The Australian and New Zealand dollars were unable to keep hard-won gains on Wednesday as global deflation and growth concerns resurfaced, while investors braced for a batch of data out of China. The Australian dollar eased back to $0.8689, from a peak of $0.8812 touched in a choppy session on Tuesday. Much of the weakness came from broad strength in the US dollar following disappointing data in Europe.
The Aussie has tumbled seven cents since early September, largely on the view that the US Federal Reserve is likely to raise interest rates well before most major central banks. It could retest a four-year trough of $0.8642 set early this month if a raft of data from China, Australia's top export market, were to disappoint later in the session.
"If we see $0.8660 mark broken on a 'daily close' basis, it could open several cents to the downside before buying interest is renewed at the July 2010 low near $0.8320," said David de Ferranti, market analyst at FXCM in Sydney. A jumbo 2037 Australian government bond issue could provide some support with talk of the order book in excess of A$10 billion. Dealers reported strong demand from international buyers, particularly Europe and Asia.

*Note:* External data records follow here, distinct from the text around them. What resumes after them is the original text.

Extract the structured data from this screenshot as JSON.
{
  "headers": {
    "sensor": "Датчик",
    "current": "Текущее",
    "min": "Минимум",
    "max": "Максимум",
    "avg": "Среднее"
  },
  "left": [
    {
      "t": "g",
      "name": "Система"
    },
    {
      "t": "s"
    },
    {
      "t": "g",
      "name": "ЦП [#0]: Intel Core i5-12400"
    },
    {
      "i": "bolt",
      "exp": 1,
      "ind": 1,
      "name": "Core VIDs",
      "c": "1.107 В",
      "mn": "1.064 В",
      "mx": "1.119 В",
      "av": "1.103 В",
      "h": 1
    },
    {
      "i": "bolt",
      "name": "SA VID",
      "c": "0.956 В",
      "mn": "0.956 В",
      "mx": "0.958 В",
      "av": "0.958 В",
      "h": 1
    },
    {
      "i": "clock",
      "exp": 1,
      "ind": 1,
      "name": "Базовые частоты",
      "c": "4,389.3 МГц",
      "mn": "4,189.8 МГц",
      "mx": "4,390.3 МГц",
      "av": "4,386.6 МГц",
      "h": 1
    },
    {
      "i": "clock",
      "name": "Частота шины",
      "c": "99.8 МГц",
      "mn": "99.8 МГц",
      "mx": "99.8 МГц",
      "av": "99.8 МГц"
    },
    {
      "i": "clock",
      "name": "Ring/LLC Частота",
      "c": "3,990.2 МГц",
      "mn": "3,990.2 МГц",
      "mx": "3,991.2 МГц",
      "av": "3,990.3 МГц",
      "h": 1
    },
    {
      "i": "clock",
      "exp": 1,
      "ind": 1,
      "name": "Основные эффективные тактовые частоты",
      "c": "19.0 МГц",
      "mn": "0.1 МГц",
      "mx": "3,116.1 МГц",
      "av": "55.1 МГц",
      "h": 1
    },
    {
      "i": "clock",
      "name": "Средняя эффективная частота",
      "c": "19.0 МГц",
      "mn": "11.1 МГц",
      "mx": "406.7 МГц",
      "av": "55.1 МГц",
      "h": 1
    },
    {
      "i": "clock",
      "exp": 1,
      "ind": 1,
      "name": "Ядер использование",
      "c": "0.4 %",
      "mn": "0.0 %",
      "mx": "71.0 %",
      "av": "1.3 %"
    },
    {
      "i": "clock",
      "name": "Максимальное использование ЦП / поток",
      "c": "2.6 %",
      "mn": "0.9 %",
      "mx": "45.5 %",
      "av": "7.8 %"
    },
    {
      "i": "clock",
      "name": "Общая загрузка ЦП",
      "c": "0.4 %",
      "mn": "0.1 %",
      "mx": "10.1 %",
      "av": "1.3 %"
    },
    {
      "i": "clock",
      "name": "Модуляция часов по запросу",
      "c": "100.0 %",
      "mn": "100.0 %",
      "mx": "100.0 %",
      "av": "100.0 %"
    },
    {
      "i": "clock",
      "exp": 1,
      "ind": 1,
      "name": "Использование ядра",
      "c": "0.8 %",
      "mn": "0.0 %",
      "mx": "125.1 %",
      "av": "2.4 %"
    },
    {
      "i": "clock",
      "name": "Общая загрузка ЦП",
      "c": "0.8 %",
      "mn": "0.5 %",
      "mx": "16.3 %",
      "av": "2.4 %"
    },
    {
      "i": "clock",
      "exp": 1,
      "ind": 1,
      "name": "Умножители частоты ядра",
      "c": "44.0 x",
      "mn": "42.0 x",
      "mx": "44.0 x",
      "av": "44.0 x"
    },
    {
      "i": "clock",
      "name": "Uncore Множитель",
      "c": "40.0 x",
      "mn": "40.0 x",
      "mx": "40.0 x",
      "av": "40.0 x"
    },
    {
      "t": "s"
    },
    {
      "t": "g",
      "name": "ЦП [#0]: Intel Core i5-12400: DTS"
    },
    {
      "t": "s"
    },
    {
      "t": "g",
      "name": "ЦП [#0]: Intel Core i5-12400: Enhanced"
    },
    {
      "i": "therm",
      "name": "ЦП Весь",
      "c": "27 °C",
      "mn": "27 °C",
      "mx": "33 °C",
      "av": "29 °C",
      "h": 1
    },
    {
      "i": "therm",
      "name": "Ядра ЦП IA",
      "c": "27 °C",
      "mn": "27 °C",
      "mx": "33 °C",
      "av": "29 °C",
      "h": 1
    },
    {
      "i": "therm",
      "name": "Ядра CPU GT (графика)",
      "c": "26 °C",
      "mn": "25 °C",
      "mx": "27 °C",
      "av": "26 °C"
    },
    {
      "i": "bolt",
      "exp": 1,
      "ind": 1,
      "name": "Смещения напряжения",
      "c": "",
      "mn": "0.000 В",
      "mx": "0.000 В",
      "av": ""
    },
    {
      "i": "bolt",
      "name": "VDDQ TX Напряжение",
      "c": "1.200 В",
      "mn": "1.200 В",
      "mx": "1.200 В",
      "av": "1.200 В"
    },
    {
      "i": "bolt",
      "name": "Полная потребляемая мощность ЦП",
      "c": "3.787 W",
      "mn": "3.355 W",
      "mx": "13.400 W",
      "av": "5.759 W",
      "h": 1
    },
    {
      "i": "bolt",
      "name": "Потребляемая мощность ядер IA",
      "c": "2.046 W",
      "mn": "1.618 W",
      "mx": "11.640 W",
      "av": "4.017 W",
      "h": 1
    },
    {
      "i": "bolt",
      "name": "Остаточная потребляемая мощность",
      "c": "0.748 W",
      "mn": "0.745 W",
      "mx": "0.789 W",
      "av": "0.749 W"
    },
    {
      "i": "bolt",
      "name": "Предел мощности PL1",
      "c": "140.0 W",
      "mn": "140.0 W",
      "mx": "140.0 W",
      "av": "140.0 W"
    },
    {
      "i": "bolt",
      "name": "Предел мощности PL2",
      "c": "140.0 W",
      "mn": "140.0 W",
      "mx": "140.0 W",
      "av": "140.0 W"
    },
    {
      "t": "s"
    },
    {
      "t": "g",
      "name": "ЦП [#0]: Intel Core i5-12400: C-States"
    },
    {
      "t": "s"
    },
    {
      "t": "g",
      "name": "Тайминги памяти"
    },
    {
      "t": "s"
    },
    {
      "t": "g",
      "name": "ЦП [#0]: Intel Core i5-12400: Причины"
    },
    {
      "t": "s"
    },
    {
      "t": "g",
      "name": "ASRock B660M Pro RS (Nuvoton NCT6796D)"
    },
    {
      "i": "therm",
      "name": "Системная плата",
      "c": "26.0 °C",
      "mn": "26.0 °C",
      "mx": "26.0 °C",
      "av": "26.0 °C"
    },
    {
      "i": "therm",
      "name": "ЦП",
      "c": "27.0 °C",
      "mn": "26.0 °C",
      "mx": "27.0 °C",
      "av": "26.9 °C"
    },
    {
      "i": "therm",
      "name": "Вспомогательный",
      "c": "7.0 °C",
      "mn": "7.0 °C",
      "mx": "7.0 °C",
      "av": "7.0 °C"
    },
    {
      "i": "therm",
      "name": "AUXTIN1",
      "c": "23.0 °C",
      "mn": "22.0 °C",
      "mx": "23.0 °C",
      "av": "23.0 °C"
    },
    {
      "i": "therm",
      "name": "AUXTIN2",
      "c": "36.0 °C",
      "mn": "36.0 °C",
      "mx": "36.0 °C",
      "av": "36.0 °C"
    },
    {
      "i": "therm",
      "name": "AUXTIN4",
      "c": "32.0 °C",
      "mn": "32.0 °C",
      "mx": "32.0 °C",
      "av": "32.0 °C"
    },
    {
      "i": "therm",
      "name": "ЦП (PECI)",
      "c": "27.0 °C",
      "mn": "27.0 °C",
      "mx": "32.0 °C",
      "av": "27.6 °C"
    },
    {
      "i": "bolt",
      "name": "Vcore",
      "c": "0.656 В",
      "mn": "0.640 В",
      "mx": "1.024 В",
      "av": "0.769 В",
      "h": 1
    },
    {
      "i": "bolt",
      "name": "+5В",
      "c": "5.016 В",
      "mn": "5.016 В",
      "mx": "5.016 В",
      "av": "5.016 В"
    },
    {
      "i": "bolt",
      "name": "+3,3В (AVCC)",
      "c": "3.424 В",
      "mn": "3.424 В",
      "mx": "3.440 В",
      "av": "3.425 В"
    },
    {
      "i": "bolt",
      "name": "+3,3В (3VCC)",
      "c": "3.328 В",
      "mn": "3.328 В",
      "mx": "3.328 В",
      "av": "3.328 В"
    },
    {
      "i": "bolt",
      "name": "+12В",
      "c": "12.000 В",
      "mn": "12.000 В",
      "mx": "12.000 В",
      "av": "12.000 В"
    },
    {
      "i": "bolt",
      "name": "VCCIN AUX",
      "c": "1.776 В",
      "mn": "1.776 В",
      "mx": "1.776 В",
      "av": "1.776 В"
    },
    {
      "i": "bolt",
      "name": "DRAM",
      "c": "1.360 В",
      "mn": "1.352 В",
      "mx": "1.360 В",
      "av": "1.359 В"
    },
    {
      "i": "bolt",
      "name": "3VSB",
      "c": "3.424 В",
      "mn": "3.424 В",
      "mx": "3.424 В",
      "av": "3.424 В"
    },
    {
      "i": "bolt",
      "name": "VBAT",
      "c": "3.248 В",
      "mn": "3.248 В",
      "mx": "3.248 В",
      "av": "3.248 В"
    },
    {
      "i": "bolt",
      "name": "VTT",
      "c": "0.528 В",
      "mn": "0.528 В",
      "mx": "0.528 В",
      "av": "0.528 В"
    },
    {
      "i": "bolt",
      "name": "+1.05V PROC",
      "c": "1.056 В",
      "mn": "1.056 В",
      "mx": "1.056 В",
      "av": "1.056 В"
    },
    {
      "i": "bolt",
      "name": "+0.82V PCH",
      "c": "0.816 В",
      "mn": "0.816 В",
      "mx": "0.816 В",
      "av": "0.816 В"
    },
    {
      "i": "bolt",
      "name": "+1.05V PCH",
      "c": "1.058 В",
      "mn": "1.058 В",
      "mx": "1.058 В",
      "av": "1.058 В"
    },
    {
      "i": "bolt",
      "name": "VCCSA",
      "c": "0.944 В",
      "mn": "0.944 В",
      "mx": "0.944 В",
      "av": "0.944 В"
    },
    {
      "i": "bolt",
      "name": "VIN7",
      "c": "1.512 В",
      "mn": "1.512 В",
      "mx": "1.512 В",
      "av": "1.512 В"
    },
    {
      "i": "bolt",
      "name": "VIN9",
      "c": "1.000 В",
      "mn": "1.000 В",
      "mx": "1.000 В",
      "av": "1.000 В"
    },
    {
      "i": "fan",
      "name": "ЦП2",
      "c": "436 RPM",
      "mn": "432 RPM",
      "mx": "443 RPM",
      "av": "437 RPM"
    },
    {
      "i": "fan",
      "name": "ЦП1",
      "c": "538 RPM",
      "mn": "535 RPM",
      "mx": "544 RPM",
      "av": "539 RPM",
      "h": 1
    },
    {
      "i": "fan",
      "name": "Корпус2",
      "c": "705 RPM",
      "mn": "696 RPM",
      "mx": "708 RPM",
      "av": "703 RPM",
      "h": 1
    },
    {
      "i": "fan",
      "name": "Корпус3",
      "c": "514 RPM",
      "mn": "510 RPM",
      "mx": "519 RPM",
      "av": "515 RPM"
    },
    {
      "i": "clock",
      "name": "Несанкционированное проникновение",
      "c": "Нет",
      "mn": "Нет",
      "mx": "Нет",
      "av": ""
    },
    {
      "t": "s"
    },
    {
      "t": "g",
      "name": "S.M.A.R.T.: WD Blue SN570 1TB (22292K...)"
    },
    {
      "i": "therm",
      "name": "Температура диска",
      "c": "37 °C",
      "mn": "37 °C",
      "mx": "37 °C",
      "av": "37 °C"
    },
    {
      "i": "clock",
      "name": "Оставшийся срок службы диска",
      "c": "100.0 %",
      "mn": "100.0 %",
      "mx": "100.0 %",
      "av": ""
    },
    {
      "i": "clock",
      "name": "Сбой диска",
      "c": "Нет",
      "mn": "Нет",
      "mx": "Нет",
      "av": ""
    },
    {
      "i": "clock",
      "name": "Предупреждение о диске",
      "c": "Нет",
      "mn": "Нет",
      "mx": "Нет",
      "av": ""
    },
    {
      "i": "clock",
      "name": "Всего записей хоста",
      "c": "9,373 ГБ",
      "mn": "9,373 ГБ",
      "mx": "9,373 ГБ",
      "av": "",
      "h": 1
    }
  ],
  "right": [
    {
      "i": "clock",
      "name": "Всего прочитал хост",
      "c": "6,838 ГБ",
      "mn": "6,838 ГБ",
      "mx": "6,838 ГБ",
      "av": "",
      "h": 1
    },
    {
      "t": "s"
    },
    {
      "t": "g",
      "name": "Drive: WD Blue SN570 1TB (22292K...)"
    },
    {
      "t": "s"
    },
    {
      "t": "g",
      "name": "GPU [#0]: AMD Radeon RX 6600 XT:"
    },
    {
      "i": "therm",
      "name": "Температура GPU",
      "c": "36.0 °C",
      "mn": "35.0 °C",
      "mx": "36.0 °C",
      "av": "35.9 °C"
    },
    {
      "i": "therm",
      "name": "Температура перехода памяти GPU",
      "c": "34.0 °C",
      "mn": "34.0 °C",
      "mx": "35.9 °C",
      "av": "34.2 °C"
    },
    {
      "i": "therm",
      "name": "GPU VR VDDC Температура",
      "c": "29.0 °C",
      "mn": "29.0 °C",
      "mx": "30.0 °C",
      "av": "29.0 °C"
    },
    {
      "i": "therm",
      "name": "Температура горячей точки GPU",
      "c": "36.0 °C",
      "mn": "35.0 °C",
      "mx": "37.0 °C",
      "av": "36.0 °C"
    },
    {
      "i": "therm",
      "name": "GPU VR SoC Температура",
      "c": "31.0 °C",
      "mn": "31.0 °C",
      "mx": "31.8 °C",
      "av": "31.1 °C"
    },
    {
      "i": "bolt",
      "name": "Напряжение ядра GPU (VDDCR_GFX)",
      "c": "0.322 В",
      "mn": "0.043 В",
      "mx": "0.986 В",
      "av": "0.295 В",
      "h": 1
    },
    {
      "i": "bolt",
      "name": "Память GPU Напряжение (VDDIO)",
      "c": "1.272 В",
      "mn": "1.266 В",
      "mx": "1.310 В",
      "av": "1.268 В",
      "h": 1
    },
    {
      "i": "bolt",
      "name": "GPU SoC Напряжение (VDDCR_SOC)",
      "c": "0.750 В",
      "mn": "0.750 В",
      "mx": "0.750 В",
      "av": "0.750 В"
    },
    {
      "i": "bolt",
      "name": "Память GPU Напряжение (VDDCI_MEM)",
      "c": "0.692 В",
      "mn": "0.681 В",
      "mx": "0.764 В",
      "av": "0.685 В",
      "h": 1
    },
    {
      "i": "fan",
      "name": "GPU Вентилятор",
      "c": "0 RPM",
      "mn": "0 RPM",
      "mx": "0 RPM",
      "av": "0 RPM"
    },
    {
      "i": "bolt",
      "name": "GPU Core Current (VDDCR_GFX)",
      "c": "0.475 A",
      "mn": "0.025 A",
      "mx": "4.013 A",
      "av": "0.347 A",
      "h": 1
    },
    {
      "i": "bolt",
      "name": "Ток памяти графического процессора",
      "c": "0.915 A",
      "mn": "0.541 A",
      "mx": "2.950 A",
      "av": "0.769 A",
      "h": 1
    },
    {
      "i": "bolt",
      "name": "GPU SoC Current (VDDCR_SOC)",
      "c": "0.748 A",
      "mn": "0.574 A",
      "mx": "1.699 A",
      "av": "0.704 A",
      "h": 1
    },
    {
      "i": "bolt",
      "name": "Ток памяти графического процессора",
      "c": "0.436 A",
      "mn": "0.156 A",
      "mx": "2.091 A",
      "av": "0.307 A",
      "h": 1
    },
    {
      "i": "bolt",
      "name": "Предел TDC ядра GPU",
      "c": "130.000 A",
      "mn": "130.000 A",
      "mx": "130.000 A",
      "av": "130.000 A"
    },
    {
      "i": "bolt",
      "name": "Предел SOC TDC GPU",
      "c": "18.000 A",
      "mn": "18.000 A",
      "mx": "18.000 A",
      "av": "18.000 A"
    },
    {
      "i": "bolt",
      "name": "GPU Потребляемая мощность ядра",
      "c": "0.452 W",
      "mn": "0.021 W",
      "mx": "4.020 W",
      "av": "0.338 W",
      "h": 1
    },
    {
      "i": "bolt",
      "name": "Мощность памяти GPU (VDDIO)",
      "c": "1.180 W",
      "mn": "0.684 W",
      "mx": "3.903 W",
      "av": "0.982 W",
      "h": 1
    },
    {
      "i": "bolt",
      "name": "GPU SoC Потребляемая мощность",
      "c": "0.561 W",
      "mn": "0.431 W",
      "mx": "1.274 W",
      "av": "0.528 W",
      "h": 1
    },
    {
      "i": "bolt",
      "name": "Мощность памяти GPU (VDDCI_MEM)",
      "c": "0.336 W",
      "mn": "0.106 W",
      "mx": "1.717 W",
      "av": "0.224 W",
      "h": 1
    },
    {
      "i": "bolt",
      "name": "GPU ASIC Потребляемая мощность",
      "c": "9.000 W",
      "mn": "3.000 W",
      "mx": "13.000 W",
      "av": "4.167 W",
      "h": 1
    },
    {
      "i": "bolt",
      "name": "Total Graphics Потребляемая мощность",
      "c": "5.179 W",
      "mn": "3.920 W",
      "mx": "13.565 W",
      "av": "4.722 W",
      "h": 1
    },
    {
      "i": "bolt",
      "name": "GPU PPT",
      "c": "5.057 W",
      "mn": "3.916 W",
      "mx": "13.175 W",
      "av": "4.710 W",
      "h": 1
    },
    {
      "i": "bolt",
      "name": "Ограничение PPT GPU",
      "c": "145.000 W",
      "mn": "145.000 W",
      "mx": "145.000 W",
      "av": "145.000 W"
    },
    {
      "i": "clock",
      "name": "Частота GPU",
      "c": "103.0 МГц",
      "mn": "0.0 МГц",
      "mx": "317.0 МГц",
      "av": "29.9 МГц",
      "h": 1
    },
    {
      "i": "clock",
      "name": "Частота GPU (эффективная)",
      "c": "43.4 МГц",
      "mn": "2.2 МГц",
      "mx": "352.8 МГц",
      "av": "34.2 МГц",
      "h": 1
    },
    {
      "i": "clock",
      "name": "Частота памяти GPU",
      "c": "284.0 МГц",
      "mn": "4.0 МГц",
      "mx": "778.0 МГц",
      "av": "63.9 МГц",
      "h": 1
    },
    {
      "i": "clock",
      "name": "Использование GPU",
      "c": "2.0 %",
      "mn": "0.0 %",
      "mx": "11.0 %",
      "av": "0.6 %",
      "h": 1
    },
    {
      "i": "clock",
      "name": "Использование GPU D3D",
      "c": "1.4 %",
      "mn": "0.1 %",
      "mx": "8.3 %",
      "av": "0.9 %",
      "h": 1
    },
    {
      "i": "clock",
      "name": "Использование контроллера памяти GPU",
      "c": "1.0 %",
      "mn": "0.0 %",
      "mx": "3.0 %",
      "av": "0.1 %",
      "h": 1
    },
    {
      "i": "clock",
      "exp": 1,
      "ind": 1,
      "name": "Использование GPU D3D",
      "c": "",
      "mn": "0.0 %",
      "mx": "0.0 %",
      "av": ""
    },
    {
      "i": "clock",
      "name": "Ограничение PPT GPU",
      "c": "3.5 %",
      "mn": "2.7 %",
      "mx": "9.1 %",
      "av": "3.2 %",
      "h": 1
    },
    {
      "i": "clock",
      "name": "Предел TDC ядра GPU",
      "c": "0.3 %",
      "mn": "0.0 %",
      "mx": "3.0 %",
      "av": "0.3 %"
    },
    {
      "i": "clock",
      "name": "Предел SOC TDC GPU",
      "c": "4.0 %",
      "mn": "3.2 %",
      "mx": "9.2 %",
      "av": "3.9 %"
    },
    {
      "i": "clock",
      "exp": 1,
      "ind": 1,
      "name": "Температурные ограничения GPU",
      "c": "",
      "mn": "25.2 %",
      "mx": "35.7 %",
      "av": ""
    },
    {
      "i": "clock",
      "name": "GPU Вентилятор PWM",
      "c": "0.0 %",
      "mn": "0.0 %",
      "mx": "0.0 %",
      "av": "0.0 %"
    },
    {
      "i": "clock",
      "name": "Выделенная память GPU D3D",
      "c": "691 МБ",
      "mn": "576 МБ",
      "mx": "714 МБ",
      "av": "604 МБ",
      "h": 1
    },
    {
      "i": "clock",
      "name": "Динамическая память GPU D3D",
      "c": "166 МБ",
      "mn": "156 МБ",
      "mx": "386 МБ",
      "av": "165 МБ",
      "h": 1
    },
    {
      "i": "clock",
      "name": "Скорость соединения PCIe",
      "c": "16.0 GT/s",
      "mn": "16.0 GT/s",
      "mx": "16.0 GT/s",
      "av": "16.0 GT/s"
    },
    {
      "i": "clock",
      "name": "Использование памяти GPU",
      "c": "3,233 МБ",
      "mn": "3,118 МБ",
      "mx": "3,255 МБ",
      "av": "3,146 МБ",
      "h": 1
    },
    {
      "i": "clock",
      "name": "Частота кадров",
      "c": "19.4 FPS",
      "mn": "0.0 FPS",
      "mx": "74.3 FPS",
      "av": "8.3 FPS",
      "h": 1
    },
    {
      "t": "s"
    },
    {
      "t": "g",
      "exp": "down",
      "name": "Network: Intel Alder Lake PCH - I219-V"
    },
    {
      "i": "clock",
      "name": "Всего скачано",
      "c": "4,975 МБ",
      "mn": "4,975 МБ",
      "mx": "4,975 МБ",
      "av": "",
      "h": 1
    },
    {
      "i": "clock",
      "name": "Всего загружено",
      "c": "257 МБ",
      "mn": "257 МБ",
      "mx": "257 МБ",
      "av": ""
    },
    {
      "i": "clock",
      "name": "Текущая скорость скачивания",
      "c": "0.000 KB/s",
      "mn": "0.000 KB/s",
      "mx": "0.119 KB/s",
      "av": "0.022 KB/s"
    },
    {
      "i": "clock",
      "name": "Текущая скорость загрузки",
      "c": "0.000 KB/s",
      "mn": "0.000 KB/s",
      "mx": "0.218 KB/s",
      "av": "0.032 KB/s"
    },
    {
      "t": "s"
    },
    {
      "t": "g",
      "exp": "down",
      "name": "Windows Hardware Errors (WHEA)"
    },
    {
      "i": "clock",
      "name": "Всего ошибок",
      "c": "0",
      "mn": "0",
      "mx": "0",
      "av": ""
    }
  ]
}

A jump in US Treasury bonds supported Australian government bond futures, with the three-year bond contract up 1 tick at 97.440. The 10-year contract added 3.5 ticks to 96.700, having matched its highest in over a year in a bullish flattening of the curve. Ten-year Australian government cash yields edged up to 3.28 percent, having plumbed their lowest in 16 months at 3.24 percent on Tuesday.
The New Zealand dollar slipped to $0.7819, from a peak of $0.7917 touched in the previous session. After a 12 percent sell-off in the kiwi to a 14-month low of $0.7708 hit late last month, weakness in the high-yielding currency versus the US dollar has slowed as investors turn their focus to selling it against the "safe-haven" yen as risk aversion rises.
"We're going to be in the $0.7600-$0.800 range for a few months yet, mainly because the US dollar rally is having to pause for breath," BNZ currency strategist Raiko Shareef said. "People will need to be convinced again that the Federal Reserve will raise rates in the middle of next year before they start pushing the US dollar higher." Shareef said the kiwi was vulnerable to near-term losses if global dairy prices continue to fall at an auction later in the day. After falling roughly 50 percent since the start of the year, a slide of 3 percent or more at the auction may trigger selling towards $0.7700.
Many in the market expect the kiwi may fall towards $0.7500 in the coming months on rising market volatility, weak global dairy prices and the possibility that New Zealand interest rates may remain on hold beyond early 2015. New Zealand government bonds extended gains, pushing the yield on benchmark 10-year bonds to around 4.01 percent, its lowest since mid-2013.